Com isso, verifica-se uma maior amplitude no conceito de proporcionalidade a despeito da razoabilidade. Esta é tida como a exigência de compatibilidade entre o meio empregado e o fim a ser alcançado, bem como a aferição legitimidade deste último. Tal configuração, nos dizeres de Silva, V. A. (2002, p. 33), “faz com que fique nítida sua não- identidade com a regra da proporcionalidade”. Em seguida, justifica tal posicionamento afirmando que “o conceito de razoabilidade, na forma como exposto, corresponde apenas à primeira das três sub-regras da proporcionalidade, isto é, apenas à exigência de adequação”.

Ainda nesse contexto, o escritor critica a banalização de tais expressões pela Suprema Corte brasileira, alertando para o fato de que a invocação desses preceitos é, não raro, dotada de caráter meramente retórico, e não sistemático.
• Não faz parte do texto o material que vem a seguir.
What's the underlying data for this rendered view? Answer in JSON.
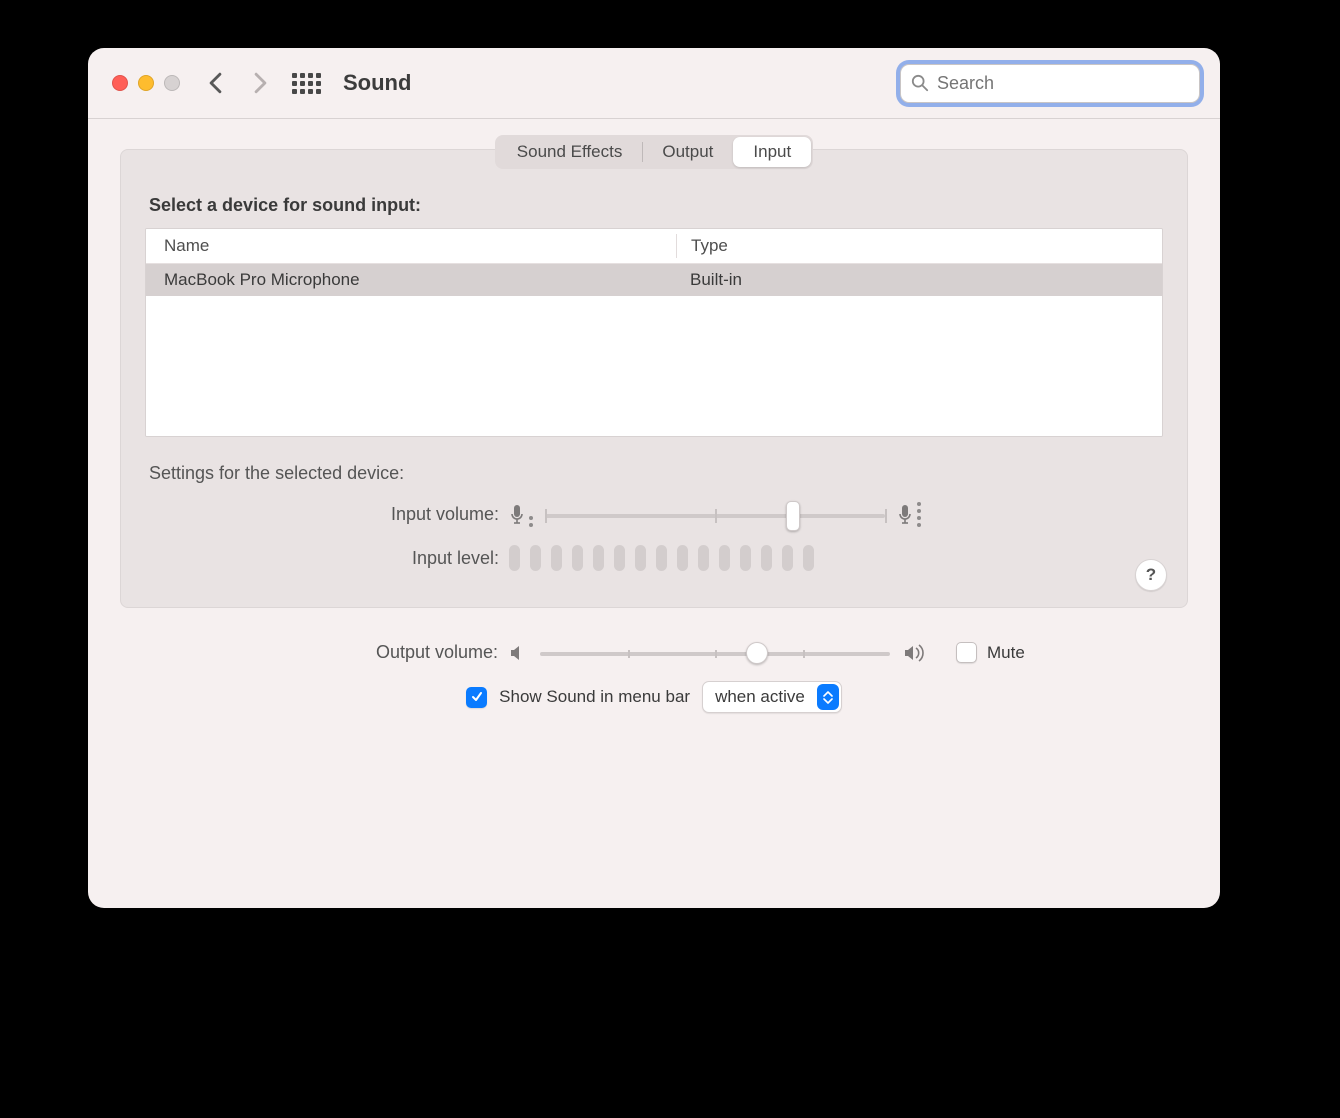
{
  "window": {
    "title": "Sound"
  },
  "search": {
    "placeholder": "Search"
  },
  "tabs": [
    "Sound Effects",
    "Output",
    "Input"
  ],
  "active_tab_index": 2,
  "input_section": {
    "heading": "Select a device for sound input:",
    "columns": {
      "name": "Name",
      "type": "Type"
    },
    "devices": [
      {
        "name": "MacBook Pro Microphone",
        "type": "Built-in",
        "selected": true
      }
    ]
  },
  "settings": {
    "heading": "Settings for the selected device:",
    "input_volume_label": "Input volume:",
    "input_volume_percent": 73,
    "input_level_label": "Input level:",
    "input_level_segments": 15,
    "input_level_active": 0
  },
  "output": {
    "label": "Output volume:",
    "percent": 62,
    "mute_label": "Mute",
    "mute_checked": false
  },
  "menubar": {
    "checkbox_label": "Show Sound in menu bar",
    "checked": true,
    "dropdown_value": "when active"
  },
  "help_label": "?"
}
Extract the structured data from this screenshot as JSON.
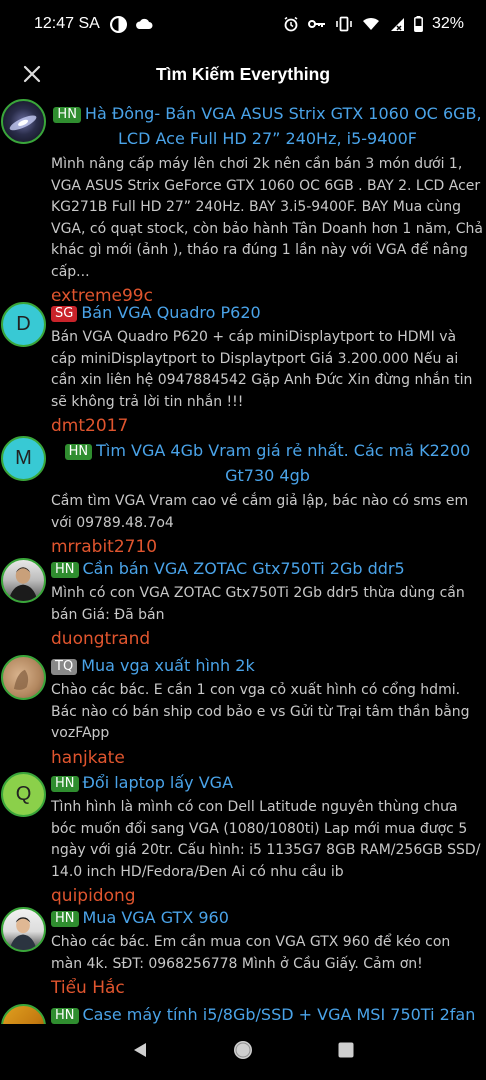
{
  "status": {
    "time": "12:47 SA",
    "battery": "32%"
  },
  "header": {
    "title": "Tìm Kiếm Everything"
  },
  "results": [
    {
      "badge": "HN",
      "title": "Hà Đông- Bán VGA ASUS Strix GTX 1060 OC 6GB, LCD Ace Full HD 27” 240Hz, i5-9400F",
      "excerpt": "Mình nâng cấp máy lên chơi 2k nên cần bán 3 món dưới 1, VGA ASUS Strix GeForce GTX 1060 OC 6GB . BAY 2. LCD Acer KG271B Full HD 27” 240Hz. BAY 3.i5-9400F. BAY Mua cùng VGA, có quạt stock, còn bảo hành Tân Doanh hơn 1 năm, Chả khác gì mới (ảnh ), tháo ra đúng 1 lần này với VGA để nâng cấp...",
      "author": "extreme99c",
      "avatar_letter": ""
    },
    {
      "badge": "SG",
      "title": "Bán VGA Quadro P620",
      "excerpt": "Bán VGA Quadro P620 + cáp miniDisplaytport to HDMI và cáp miniDisplaytport to Displaytport Giá 3.200.000 Nếu ai cần xin liên hệ 0947884542 Gặp Anh Đức Xin đừng nhắn tin sẽ không trả lời tin nhắn !!!",
      "author": "dmt2017",
      "avatar_letter": "D"
    },
    {
      "badge": "HN",
      "title": "Tìm VGA 4Gb Vram giá rẻ nhất. Các mã K2200 Gt730 4gb",
      "excerpt": "Cầm tìm VGA Vram cao về cắm giả lập, bác nào có sms em với 09789.48.7o4",
      "author": "mrrabit2710",
      "avatar_letter": "M"
    },
    {
      "badge": "HN",
      "title": "Cần bán VGA ZOTAC Gtx750Ti 2Gb ddr5",
      "excerpt": "Mình có con VGA ZOTAC Gtx750Ti 2Gb ddr5 thừa dùng cần bán Giá: Đã bán",
      "author": "duongtrand",
      "avatar_letter": ""
    },
    {
      "badge": "TQ",
      "title": "Mua vga xuất hình 2k",
      "excerpt": "Chào các bác. E cần 1 con vga cỏ xuất hình có cổng hdmi. Bác nào có bán ship cod bảo e vs Gửi từ Trại tâm thần bằng vozFApp",
      "author": "hanjkate",
      "avatar_letter": ""
    },
    {
      "badge": "HN",
      "title": "Đổi laptop lấy VGA",
      "excerpt": "Tình hình là mình có con Dell Latitude nguyên thùng chưa bóc muốn đổi sang VGA (1080/1080ti) Lap mới mua được 5 ngày với giá 20tr. Cấu hình: i5 1135G7 8GB RAM/256GB SSD/ 14.0 inch HD/Fedora/Đen Ai có nhu cầu ib",
      "author": "quipidong",
      "avatar_letter": "Q"
    },
    {
      "badge": "HN",
      "title": "Mua VGA GTX 960",
      "excerpt": "Chào các bác. Em cần mua con VGA GTX 960 để kéo con màn 4k. SĐT: 0968256778 Mình ở Cầu Giấy. Cảm ơn!",
      "author": "Tiểu Hắc",
      "avatar_letter": ""
    },
    {
      "badge": "HN",
      "title": "Case máy tính i5/8Gb/SSD + VGA MSI 750Ti 2fan",
      "excerpt": "",
      "author": "",
      "avatar_letter": ""
    }
  ],
  "colors": {
    "title_link": "#4aa3e8",
    "author": "#e0552e",
    "badge_hn": "#2f8d2f",
    "badge_sg": "#c9232a",
    "badge_tq": "#888888",
    "avatar_border": "#3aa63a"
  },
  "icons": {
    "close": "close-icon",
    "back": "nav-back-icon",
    "home": "nav-home-icon",
    "recents": "nav-recents-icon"
  }
}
Noutro aspecto, agora tratando da importância de tais princípios como limitadores da atuação discricionária da Administração, vale mencionar a reflexão feita por Di Pietro (1991) quando da análise do tema. A autora observa que a utilização dos preceitos da razoabilidade e proporcionalidade, embora sejam considerados, como dito, limites à discricionariedade, não exprimem, em que pesem as tentativas de se conceituá-los, critérios objetivos que permitam, de antemão, diferenciar um ato administrativo razoável e proporcional de outro desarrazoado e desproporcional. Daí a difícil tarefa do intérprete/julgador na aplicação do Direito, exigindo comedimento diante de zonas de incerteza e uma atuação proativa frente a situações extremas, de patente violação ao ordenamento jurídico.